La chaîne a également annoncé qu’elle allait donner 20 millions de dollars à une ou plusieurs associations soutenant #metoo et l’égalité des femmes au travail.

M. Moonves est remplacé à la tête du premier réseau américain par son adjoint, Joseph Ianniello, a précisé CBS, en annonçant également le remplacement de cinq des membres de son conseil d’administration.

Intenses spéculations

Le départ de M. Moonves, longtemps célébré par Wall Street pour avoir fait de CBS le plus populaire des réseaux, est venu clore plusieurs jours d’intenses spéculations sur son sort.

Hier après-midi, plusieurs médias américains avaient annoncé son départ comme imminent, après la publication dans la matinée par le New Yorker des accusations de six nouvelles femmes à son encontre.

Ces nouvelles allégations sont plus graves que celles des six premières femmes qui l’avaient accusé en juillet, également dans le New Yorker, de les avoir touchées ou embrassées de force : les nouveaux témoignages incluent des allégations de fellations forcées et de violences.

Certaines femmes ont aussi accusé M. Moonves d’avoir entravé leur carrière après qu’elles eurent repoussé ses avances.

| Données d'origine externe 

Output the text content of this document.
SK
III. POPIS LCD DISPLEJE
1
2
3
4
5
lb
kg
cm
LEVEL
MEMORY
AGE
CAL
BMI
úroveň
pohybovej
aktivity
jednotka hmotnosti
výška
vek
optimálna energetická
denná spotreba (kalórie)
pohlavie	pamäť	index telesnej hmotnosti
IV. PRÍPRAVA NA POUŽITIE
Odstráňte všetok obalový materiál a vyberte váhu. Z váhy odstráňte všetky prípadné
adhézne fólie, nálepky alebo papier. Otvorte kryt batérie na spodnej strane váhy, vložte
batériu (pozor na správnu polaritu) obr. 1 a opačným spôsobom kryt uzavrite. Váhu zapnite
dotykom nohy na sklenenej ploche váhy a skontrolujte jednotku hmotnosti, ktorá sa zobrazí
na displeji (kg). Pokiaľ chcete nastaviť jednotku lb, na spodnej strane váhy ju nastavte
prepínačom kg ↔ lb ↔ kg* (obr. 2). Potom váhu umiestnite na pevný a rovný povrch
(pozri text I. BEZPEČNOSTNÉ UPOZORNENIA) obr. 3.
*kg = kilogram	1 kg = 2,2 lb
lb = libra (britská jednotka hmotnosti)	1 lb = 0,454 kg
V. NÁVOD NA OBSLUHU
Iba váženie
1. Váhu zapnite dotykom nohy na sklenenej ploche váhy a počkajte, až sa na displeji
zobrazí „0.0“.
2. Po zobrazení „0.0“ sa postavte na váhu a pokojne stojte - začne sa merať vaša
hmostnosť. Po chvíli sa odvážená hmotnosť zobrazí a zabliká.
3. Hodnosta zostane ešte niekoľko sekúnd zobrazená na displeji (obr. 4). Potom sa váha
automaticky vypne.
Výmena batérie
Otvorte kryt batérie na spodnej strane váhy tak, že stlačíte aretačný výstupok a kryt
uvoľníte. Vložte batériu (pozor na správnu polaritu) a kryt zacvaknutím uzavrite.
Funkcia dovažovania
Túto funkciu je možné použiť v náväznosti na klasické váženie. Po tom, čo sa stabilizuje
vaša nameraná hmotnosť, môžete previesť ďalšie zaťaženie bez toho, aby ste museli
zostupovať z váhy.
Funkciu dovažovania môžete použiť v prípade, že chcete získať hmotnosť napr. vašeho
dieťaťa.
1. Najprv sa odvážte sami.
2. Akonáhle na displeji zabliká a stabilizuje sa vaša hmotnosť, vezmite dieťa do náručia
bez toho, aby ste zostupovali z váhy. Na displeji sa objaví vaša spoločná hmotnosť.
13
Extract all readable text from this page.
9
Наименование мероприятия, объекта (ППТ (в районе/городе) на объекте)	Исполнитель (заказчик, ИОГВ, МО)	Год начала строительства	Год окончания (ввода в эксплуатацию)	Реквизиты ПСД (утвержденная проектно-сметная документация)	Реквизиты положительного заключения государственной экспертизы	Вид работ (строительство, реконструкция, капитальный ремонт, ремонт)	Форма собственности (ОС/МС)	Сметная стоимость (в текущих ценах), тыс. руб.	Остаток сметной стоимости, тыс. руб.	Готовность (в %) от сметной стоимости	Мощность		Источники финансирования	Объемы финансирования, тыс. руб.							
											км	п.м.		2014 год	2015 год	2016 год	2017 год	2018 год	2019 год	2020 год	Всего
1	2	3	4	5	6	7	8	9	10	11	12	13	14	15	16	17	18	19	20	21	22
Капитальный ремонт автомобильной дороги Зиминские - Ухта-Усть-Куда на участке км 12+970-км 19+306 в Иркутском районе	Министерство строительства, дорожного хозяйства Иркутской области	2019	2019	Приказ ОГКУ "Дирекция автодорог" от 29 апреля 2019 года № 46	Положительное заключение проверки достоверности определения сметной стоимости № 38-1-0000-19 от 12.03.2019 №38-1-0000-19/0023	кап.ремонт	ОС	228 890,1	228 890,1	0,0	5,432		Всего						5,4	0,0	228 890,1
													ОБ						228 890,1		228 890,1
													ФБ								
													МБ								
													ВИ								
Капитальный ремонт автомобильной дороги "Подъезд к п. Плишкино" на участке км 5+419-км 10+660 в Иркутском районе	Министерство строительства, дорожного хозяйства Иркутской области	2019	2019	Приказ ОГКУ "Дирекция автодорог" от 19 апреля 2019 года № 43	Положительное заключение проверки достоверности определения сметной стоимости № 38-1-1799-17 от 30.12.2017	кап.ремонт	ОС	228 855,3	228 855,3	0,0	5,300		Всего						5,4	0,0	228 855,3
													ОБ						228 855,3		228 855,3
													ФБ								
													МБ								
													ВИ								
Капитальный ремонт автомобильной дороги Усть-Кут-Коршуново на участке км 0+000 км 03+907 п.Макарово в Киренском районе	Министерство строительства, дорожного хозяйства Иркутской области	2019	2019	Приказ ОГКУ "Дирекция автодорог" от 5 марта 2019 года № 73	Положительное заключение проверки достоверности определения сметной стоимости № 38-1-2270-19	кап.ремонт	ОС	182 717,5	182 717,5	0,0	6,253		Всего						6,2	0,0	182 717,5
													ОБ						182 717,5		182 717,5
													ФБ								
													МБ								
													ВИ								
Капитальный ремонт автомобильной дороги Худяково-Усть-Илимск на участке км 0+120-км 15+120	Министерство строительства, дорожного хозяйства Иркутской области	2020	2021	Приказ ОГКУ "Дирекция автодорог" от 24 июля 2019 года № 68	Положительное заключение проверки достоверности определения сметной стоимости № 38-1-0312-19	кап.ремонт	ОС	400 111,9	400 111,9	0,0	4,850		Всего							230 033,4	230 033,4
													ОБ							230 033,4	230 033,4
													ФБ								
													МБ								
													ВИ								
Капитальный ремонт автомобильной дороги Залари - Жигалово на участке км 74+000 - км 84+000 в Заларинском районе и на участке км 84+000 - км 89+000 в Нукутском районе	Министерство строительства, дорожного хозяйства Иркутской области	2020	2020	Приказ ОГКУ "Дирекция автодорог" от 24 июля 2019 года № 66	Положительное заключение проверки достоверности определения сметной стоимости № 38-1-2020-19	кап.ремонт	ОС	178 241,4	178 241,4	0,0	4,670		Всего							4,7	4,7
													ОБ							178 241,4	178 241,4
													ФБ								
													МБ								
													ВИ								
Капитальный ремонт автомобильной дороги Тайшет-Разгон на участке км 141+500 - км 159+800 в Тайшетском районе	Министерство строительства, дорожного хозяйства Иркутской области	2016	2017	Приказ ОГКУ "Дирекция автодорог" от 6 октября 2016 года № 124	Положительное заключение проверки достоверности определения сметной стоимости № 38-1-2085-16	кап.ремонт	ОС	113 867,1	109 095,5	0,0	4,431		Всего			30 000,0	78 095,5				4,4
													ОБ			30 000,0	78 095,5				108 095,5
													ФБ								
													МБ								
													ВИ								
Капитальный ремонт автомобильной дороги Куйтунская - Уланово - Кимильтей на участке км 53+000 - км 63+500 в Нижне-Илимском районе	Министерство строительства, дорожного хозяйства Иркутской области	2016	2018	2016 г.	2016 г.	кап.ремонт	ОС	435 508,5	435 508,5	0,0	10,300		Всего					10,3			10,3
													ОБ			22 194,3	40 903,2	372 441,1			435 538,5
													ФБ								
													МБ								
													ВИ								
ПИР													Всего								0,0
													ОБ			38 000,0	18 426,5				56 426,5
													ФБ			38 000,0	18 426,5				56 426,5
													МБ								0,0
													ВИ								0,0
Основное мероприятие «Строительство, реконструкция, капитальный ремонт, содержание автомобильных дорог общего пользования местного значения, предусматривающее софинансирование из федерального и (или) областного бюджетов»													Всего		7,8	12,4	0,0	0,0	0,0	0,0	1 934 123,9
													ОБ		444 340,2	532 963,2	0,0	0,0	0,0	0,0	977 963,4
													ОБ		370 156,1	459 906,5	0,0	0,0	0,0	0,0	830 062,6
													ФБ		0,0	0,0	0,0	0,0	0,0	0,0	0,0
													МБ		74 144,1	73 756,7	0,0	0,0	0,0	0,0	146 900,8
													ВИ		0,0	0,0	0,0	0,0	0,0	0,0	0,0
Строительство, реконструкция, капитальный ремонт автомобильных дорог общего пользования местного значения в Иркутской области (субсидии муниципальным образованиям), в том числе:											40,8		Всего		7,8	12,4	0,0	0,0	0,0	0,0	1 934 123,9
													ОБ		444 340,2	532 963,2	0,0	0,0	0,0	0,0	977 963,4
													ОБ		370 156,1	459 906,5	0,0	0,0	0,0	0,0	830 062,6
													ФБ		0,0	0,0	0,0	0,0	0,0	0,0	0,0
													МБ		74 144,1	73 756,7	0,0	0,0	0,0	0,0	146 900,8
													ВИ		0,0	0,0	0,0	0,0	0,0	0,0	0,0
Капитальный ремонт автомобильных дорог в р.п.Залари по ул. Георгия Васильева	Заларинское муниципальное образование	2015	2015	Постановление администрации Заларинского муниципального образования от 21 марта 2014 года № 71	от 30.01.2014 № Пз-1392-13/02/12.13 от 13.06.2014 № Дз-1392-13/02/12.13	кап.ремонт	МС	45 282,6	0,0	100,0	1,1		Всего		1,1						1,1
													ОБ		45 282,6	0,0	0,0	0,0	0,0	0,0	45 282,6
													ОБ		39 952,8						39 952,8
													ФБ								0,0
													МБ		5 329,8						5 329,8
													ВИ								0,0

« Accusations épouvantables »

L’une de ces femmes, Phyllis Golden-Gottlieb, a porté plainte l’an dernier auprès de la police de Los Angeles, qui a jugé ses accusations crédibles, mais a décidé de ne pas inculper M. Moonves car l’agression supposée était vieille et tombait sous le coup de la prescription, selon Ronan Farrow, auteur de l’article du New Yorker.

M. Moonves avait néanmoins démenti auprès du New Yorker ces accusations « épouvantables ».

Il avait assuré avoir eu des relations consenties avec trois des femmes citées par le magazine, avant son arrivée chez CBS, et dénoncé un « effort concerté » pour « détruire [son] nom, [sa] réputation, [sa] carrière ».

Indemnité ?

CBS a indiqué hier qu’elle ne paierait « aucune indemnité de départ à ce stade », et que l’indemnité éventuelle ne serait déterminée qu’une fois terminée l’enquête indépendante que la chaîne a demandée à des avocats extérieurs sur les allégations à l’encontre de M. Moonves.

La chaîne a aussi précisé que les 20 millions de dollars donnés aux associations seraient déduits du montant final.

Plusieurs médias américains, citant des sources proches du dossier, ont évoqué avant hier une somme de quelque 100 millions de dollars, ce qui a choqué les partisans du mouvement #metoo et ses accusatrices.